Seit zwei Jahren hat sich einiges getan
Vor zwei Jahren war ich noch ziemlich allein auf weiter Flur. Wenn ich über Snapchat kommunizieren wollte, musste ich es mit Unbekannten. Trotzdem fand ich es „damals“ schon faszinierend, neu, anders. Vor einem Jahr hatte ich dann schon die ersten bekannten Gesichter, denen ich folgen konnte und nach und nach kamen immer mehr. Auch bei Hubspot ist man übrigens der Meinung, dass Snapchat im „Adoption Life Cycle“ die Early Adopter-Phase bereits hinter sich hat und derzeit schon bei der „Early Majority“ wildert.

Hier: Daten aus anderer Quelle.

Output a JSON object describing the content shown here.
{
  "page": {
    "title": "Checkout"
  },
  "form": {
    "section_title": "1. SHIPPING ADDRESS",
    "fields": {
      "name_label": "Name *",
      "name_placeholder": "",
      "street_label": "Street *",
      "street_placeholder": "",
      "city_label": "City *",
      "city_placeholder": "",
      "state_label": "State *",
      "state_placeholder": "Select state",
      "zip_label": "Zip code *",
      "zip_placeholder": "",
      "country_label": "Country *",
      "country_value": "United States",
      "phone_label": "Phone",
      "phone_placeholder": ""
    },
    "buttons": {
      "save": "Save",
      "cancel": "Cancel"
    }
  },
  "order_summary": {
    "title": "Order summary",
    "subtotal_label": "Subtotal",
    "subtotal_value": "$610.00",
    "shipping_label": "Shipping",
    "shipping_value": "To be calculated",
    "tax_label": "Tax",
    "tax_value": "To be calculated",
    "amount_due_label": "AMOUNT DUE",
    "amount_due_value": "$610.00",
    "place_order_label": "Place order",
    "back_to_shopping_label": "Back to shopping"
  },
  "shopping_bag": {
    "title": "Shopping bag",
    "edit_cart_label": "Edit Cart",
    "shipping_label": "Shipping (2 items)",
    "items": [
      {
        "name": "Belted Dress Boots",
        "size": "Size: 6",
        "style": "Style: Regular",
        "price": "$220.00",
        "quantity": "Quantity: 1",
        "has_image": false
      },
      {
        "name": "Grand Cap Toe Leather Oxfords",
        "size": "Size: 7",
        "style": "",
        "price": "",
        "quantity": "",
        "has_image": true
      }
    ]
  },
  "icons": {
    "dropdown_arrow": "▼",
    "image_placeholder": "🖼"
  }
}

Die App entwickelt sich stetig weiter
Mit dem letzten Update hat Snapchat einiges getan, um noch attraktiver als Messenger zu werden. Und das wird auch einer der entscheidenden Knackpunkte werden. Je mehr Freunde über die App kommunizieren, desto größer wird der Druck auf die (Noch-)Nicht-Nutzer, auch dahin zu kommen. Die Ü30-Fraktion fordert in letzter Zeit immer lauter einige Änderungen, damit sie damit besser klar kommen. Snapchat wird diese Altersgruppe brauchen, um wirklich groß werden zu können.
Und ja, einige Punkte, wie zum Beispiel die fehlende Suche, sollten wirklich auch noch umgesetzt werden. Wobei die fehlende Suchfunktion natürlich auch eine interessante Marketing-Masche sein könnte. Dadurch, dass keine Nutzer gesucht werden können und Snapchat eigentlich nur Spaß macht, wenn man einen gewissen Stamm an Kontakten hat, sind die Nutzer „gezwungen“ ihre Snapcodes in sämtlichen anderen Netzwerken breit zu treten. Das erzeugt wunderbare Aufmerksamkeit und Reichweite.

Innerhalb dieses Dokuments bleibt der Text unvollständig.